Our weekly highlights this week stand out for their holistic approach to finding effective solutions to occasionally thorny challenges. They offer insight into the mindset of professionals as they explore available resources (data, tools, and time, to name a few) and weigh the pros and cons of different workflows. We think they might inspire you to look at whatever project you're working on right now from a new perspective. Enjoy your reading!
- Algorithmic thinking for data scientists
For a comprehensive introduction to the benefits of algorithmic thinking, which involves “combining rigorous logic and creativity to formulate, solve, and analyze problems, usually with the help of a computer,” don't miss Chinmay KakatkarExcellent article. The focus is on writing efficient code, but you can apply the principles laid out here in a wide range of use cases. - The Ultimate Guide to Finding Outliers in Your Time Series Data (Part 1)

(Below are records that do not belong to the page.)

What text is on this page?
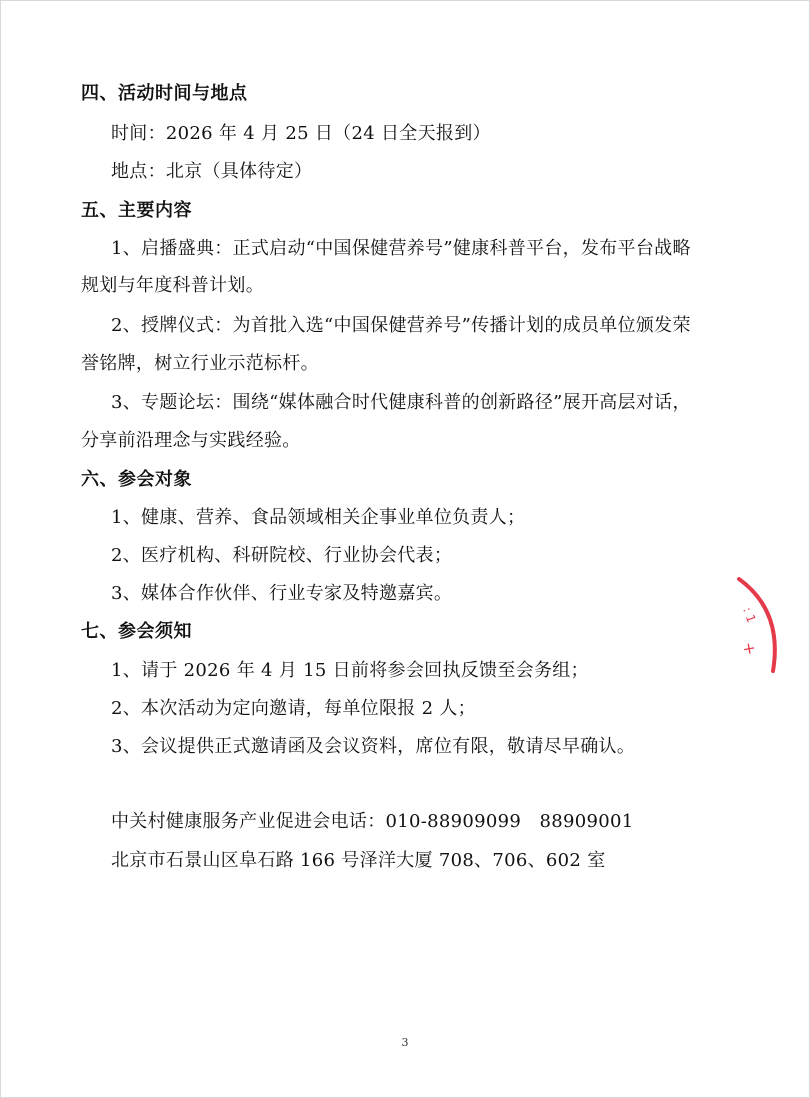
四、活动时间与地点
时间：2026 年 4 月 25 日（24 日全天报到）
地点：北京（具体待定）
五、主要内容
1、启播盛典：正式启动“中国保健营养号”健康科普平台，发布平台战略
规划与年度科普计划。
2、授牌仪式：为首批入选“中国保健营养号”传播计划的成员单位颁发荣
誉铭牌，树立行业示范标杆。
3、专题论坛：围绕“媒体融合时代健康科普的创新路径”展开高层对话，
分享前沿理念与实践经验。
六、参会对象
1、健康、营养、食品领域相关企事业单位负责人；
2、医疗机构、科研院校、行业协会代表；
3、媒体合作伙伴、行业专家及特邀嘉宾。
七、参会须知
1、请于 2026 年 4 月 15 日前将参会回执反馈至会务组；
2、本次活动为定向邀请，每单位限报 2 人；
3、会议提供正式邀请函及会议资料，席位有限，敬请尽早确认。
中关村健康服务产业促进会电话：010-88909099　88909001
北京市石景山区阜石路 166 号泽洋大厦 708、706、602 室
: 1
+
3
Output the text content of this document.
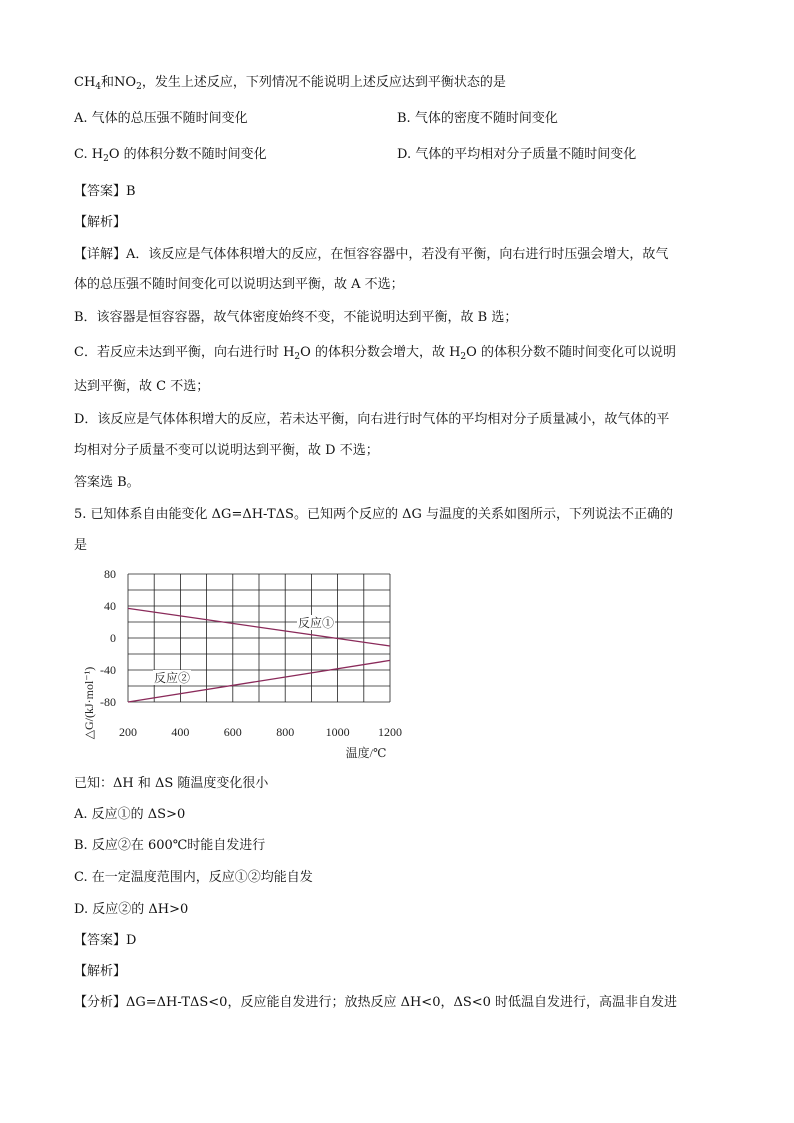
$CH_4$和$NO_2$，发生上述反应，下列情况不能说明上述反应达到平衡状态的是
A. 气体的总压强不随时间变化	B. 气体的密度不随时间变化
C. $H_2O$ 的体积分数不随时间变化	D. 气体的平均相对分子质量不随时间变化
【答案】B
【解析】
【详解】A．该反应是气体体积增大的反应，在恒容容器中，若没有平衡，向右进行时压强会增大，故气
体的总压强不随时间变化可以说明达到平衡，故 A 不选；
B．该容器是恒容容器，故气体密度始终不变，不能说明达到平衡，故 B 选；
C．若反应未达到平衡，向右进行时 $H_2O$ 的体积分数会增大，故 $H_2O$ 的体积分数不随时间变化可以说明
达到平衡，故 C 不选；
D．该反应是气体体积增大的反应，若未达平衡，向右进行时气体的平均相对分子质量减小，故气体的平
均相对分子质量不变可以说明达到平衡，故 D 不选；
答案选 B。
5. 已知体系自由能变化 ΔG=ΔH-TΔS。已知两个反应的 ΔG 与温度的关系如图所示，下列说法不正确的
是
200	400	600	800	1000 1200
80
40
0
-40
-80
△G/(kJ·mol⁻¹)
温度/℃
反应①
反应②
已知：ΔH 和 ΔS 随温度变化很小
A. 反应①的 ΔS>0
B. 反应②在 600℃时能自发进行
C. 在一定温度范围内，反应①②均能自发
D. 反应②的 ΔH>0
【答案】D
【解析】
【分析】ΔG=ΔH-TΔS<0，反应能自发进行；放热反应 ΔH<0，ΔS<0 时低温自发进行，高温非自发进
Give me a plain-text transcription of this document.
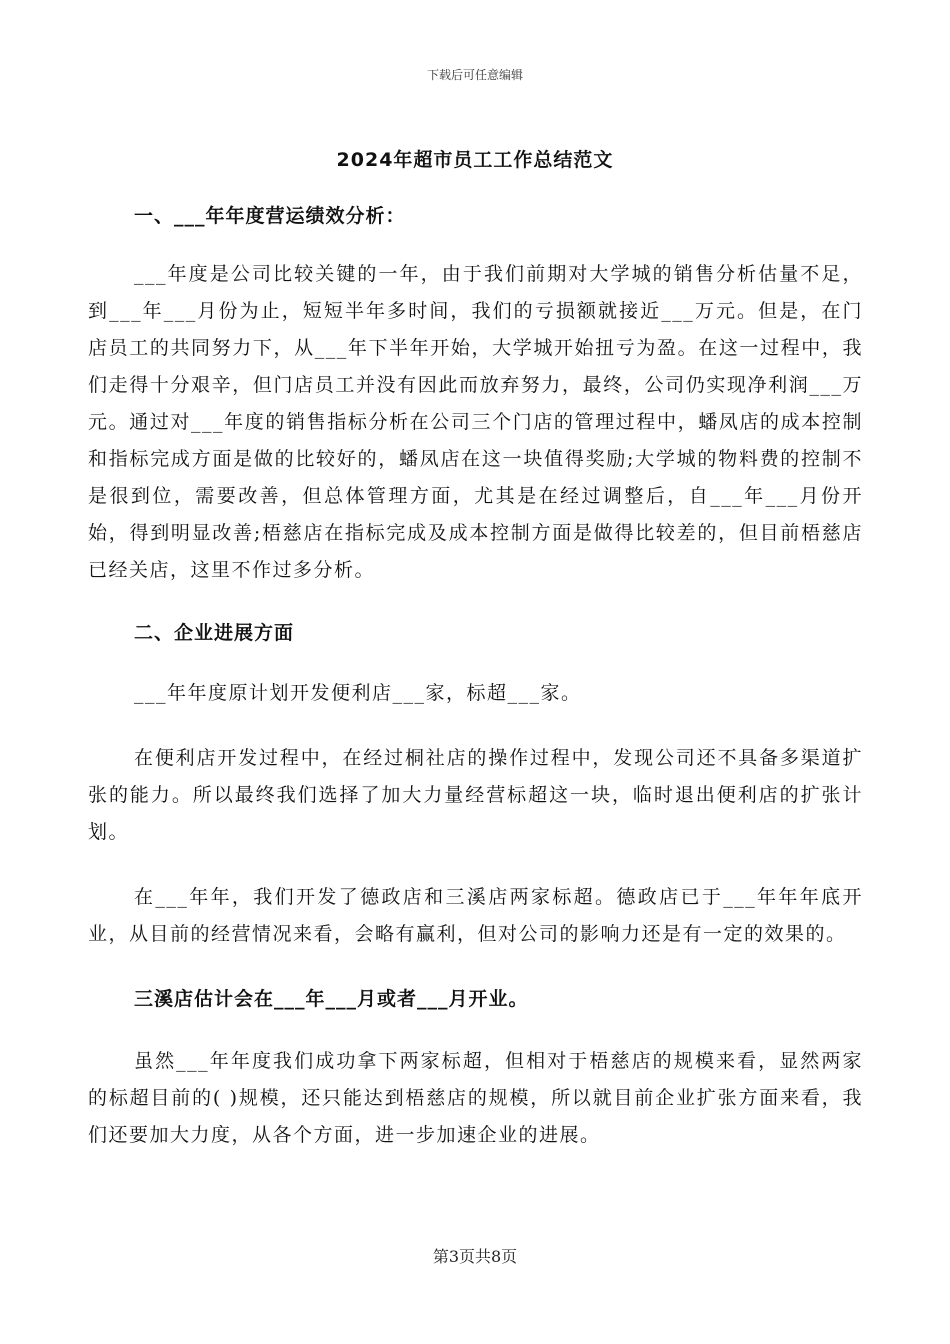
下载后可任意编辑
2024年超市员工工作总结范文

一、___年年度营运绩效分析：

___年度是公司比较关键的一年，由于我们前期对大学城的销售分析估量不足，到___年___月份为止，短短半年多时间，我们的亏损额就接近___万元。但是，在门店员工的共同努力下，从___年下半年开始，大学城开始扭亏为盈。在这一过程中，我们走得十分艰辛，但门店员工并没有因此而放弃努力，最终，公司仍实现净利润___万元。通过对___年度的销售指标分析在公司三个门店的管理过程中，蟠凤店的成本控制和指标完成方面是做的比较好的，蟠凤店在这一块值得奖励;大学城的物料费的控制不是很到位，需要改善，但总体管理方面，尤其是在经过调整后，自___年___月份开始，得到明显改善;梧慈店在指标完成及成本控制方面是做得比较差的，但目前梧慈店已经关店，这里不作过多分析。

二、企业进展方面

___年年度原计划开发便利店___家，标超___家。

在便利店开发过程中，在经过桐社店的操作过程中，发现公司还不具备多渠道扩张的能力。所以最终我们选择了加大力量经营标超这一块，临时退出便利店的扩张计划。

在___年年，我们开发了德政店和三溪店两家标超。德政店已于___年年年底开业，从目前的经营情况来看，会略有赢利，但对公司的影响力还是有一定的效果的。

三溪店估计会在___年___月或者___月开业。

虽然___年年度我们成功拿下两家标超，但相对于梧慈店的规模来看，显然两家的标超目前的( )规模，还只能达到梧慈店的规模，所以就目前企业扩张方面来看，我们还要加大力度，从各个方面，进一步加速企业的进展。

第3页共8页
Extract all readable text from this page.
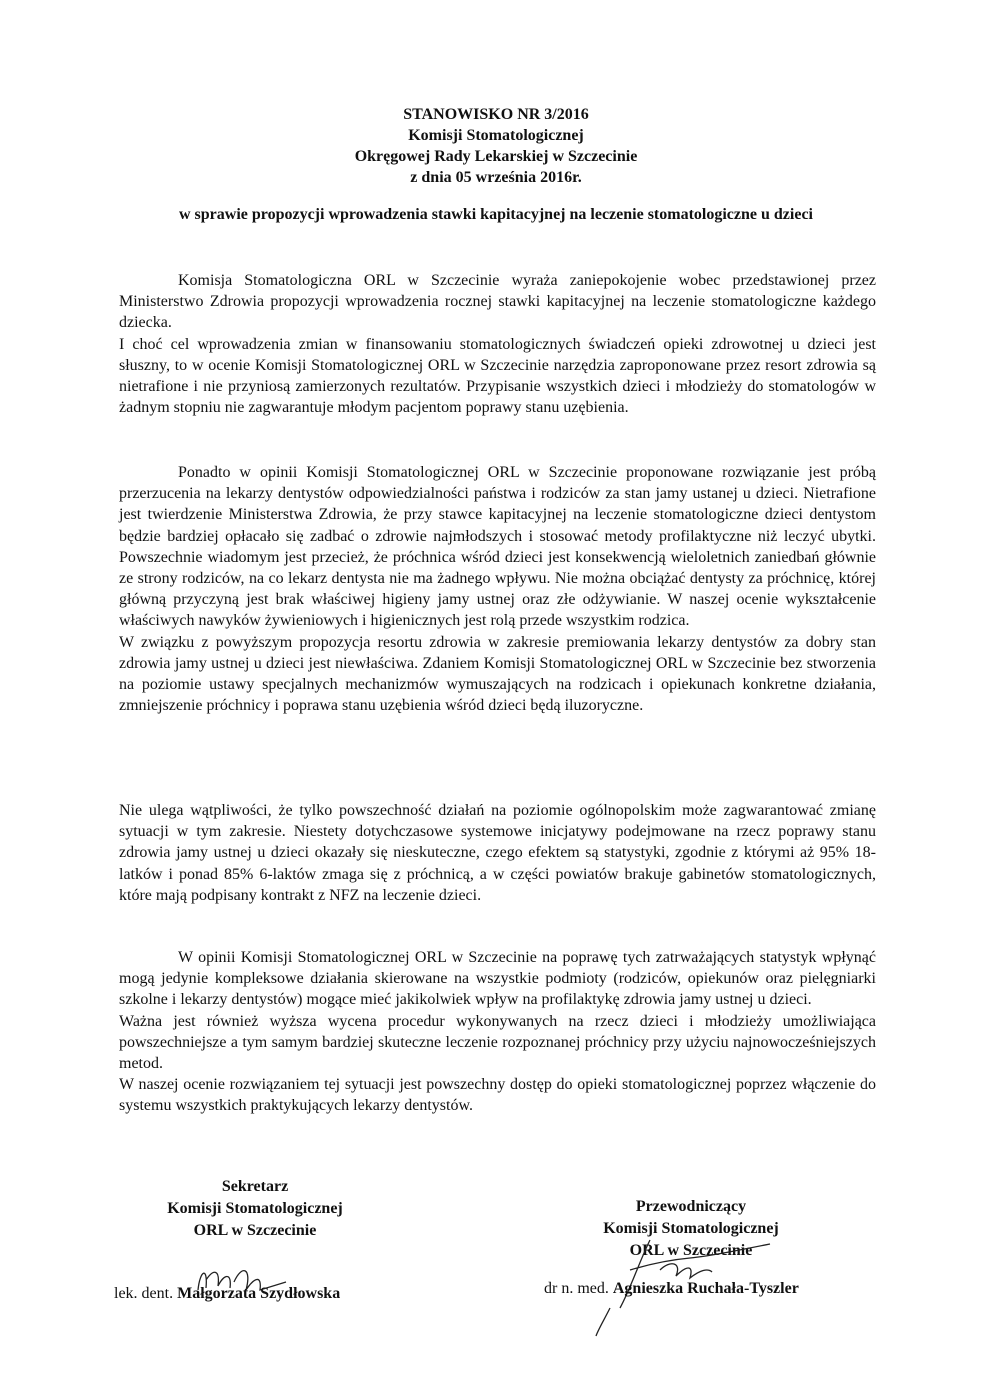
STANOWISKO NR 3/2016
Komisji Stomatologicznej
Okręgowej Rady Lekarskiej w Szczecinie
z dnia 05 września 2016r.
w sprawie propozycji wprowadzenia stawki kapitacyjnej na leczenie stomatologiczne u dzieci

Komisja Stomatologiczna ORL w Szczecinie wyraża zaniepokojenie wobec przedstawionej przez Ministerstwo Zdrowia propozycji wprowadzenia rocznej stawki kapitacyjnej na leczenie stomatologiczne każdego dziecka.

I choć cel wprowadzenia zmian w finansowaniu stomatologicznych świadczeń opieki zdrowotnej u dzieci jest słuszny, to w ocenie Komisji Stomatologicznej ORL w Szczecinie narzędzia zaproponowane przez resort zdrowia są nietrafione i nie przyniosą zamierzonych rezultatów. Przypisanie wszystkich dzieci i młodzieży do stomatologów w żadnym stopniu nie zagwarantuje młodym pacjentom poprawy stanu uzębienia.

Ponadto w opinii Komisji Stomatologicznej ORL w Szczecinie proponowane rozwiązanie jest próbą przerzucenia na lekarzy dentystów odpowiedzialności państwa i rodziców za stan jamy ustanej u dzieci. Nietrafione jest twierdzenie Ministerstwa Zdrowia, że przy stawce kapitacyjnej na leczenie stomatologiczne dzieci dentystom będzie bardziej opłacało się zadbać o zdrowie najmłodszych i stosować metody profilaktyczne niż leczyć ubytki. Powszechnie wiadomym jest przecież, że próchnica wśród dzieci jest konsekwencją wieloletnich zaniedbań głównie ze strony rodziców, na co lekarz dentysta nie ma żadnego wpływu. Nie można obciążać dentysty za próchnicę, której główną przyczyną jest brak właściwej higieny jamy ustnej oraz złe odżywianie. W naszej ocenie wykształcenie właściwych nawyków żywieniowych i higienicznych jest rolą przede wszystkim rodzica.

W związku z powyższym propozycja resortu zdrowia w zakresie premiowania lekarzy dentystów za dobry stan zdrowia jamy ustnej u dzieci jest niewłaściwa. Zdaniem Komisji Stomatologicznej ORL w Szczecinie bez stworzenia na poziomie ustawy specjalnych mechanizmów wymuszających na rodzicach i opiekunach konkretne działania, zmniejszenie próchnicy i poprawa stanu uzębienia wśród dzieci będą iluzoryczne.

Nie ulega wątpliwości, że tylko powszechność działań na poziomie ogólnopolskim może zagwarantować zmianę sytuacji w tym zakresie. Niestety dotychczasowe systemowe inicjatywy podejmowane na rzecz poprawy stanu zdrowia jamy ustnej u dzieci okazały się nieskuteczne, czego efektem są statystyki, zgodnie z którymi aż 95% 18-latków i ponad 85% 6-laktów zmaga się z próchnicą, a w części powiatów brakuje gabinetów stomatologicznych, które mają podpisany kontrakt z NFZ na leczenie dzieci.

W opinii Komisji Stomatologicznej ORL w Szczecinie na poprawę tych zatrważających statystyk wpłynąć mogą jedynie kompleksowe działania skierowane na wszystkie podmioty (rodziców, opiekunów oraz pielęgniarki szkolne i lekarzy dentystów) mogące mieć jakikolwiek wpływ na profilaktykę zdrowia jamy ustnej u dzieci.

Ważna jest również wyższa wycena procedur wykonywanych na rzecz dzieci i młodzieży umożliwiająca powszechniejsze a tym samym bardziej skuteczne leczenie rozpoznanej próchnicy przy użyciu najnowocześniejszych metod.

W naszej ocenie rozwiązaniem tej sytuacji jest powszechny dostęp do opieki stomatologicznej poprzez włączenie do systemu wszystkich praktykujących lekarzy dentystów.

Sekretarz
Komisji Stomatologicznej
ORL w Szczecinie
lek. dent. Małgorzata Szydłowska
Przewodniczący
Komisji Stomatologicznej
ORL w Szczecinie
dr n. med. Agnieszka Ruchała-Tyszler
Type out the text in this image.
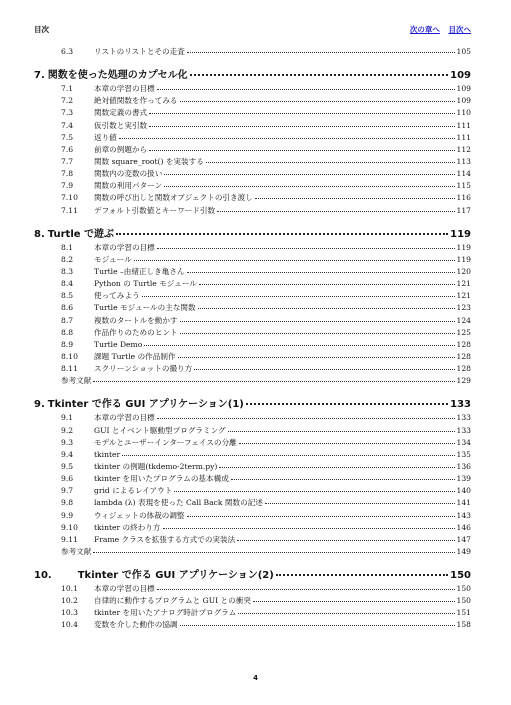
目次	次の章へ 目次へ
6.3	リストのリストとその走査	105
7. 関数を使った処理のカプセル化	109
7.1	本章の学習の目標	109
7.2	絶対値関数を作ってみる	109
7.3	関数定義の書式	110
7.4	仮引数と実引数	111
7.5	返り値	111
7.6	前章の例題から	112
7.7	関数 square_root() を実装する	113
7.8	関数内の変数の扱い	114
7.9	関数の利用パターン	115
7.10	関数の呼び出しと関数オブジェクトの引き渡し	116
7.11	デフォルト引数値とキーワード引数	117
8. Turtle で遊ぶ	119
8.1	本章の学習の目標	119
8.2	モジュール	119
8.3	Turtle –由緒正しき亀さん	120
8.4	Python の Turtle モジュール	121
8.5	使ってみよう	121
8.6	Turtle モジュールの主な関数	123
8.7	複数のタートルを動かす	124
8.8	作品作りのためのヒント	125
8.9	Turtle Demo	128
8.10	課題 Turtle の作品制作	128
8.11	スクリーンショットの撮り方	128
参考文献	129
9. Tkinter で作る GUI アプリケーション(1)	133
9.1	本章の学習の目標	133
9.2	GUI とイベント駆動型プログラミング	133
9.3	モデルとユーザーインターフェイスの分離	134
9.4	tkinter	135
9.5	tkinter の例題(tkdemo-2term.py)	136
9.6	tkinter を用いたプログラムの基本構成	139
9.7	grid によるレイアウト	140
9.8	lambda (λ) 表現を使った Call Back 関数の記述	141
9.9	ウィジェットの体裁の調整	143
9.10	tkinter の終わり方	146
9.11	Frame クラスを拡張する方式での実装法	147
参考文献	149
10.	Tkinter で作る GUI アプリケーション(2)	150
10.1	本章の学習の目標	150
10.2	自律的に動作するプログラムと GUI との衝突	150
10.3	tkinter を用いたアナログ時計プログラム	151
10.4	変数を介した動作の協調	158
4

Detecting patterns and eliminating anomalies in your data set remains an essential task for data scientists. Sara NobregaThe new guide is a comprehensive and practical resource that describes several powerful techniques and focuses on how to choose the right one for the project you are working on. - Jet Sweep: Route Optimization to Visit Every NFL Team at Home
The salesman problem is a classic optimization challenge; Signal two presents an interesting tour of its theoretical complexity and introduces some twists: we are analyzing NFL stadiums instead of sales routes, and we use linear programming and geospatial data to generate the best possible itinerary to visit them all.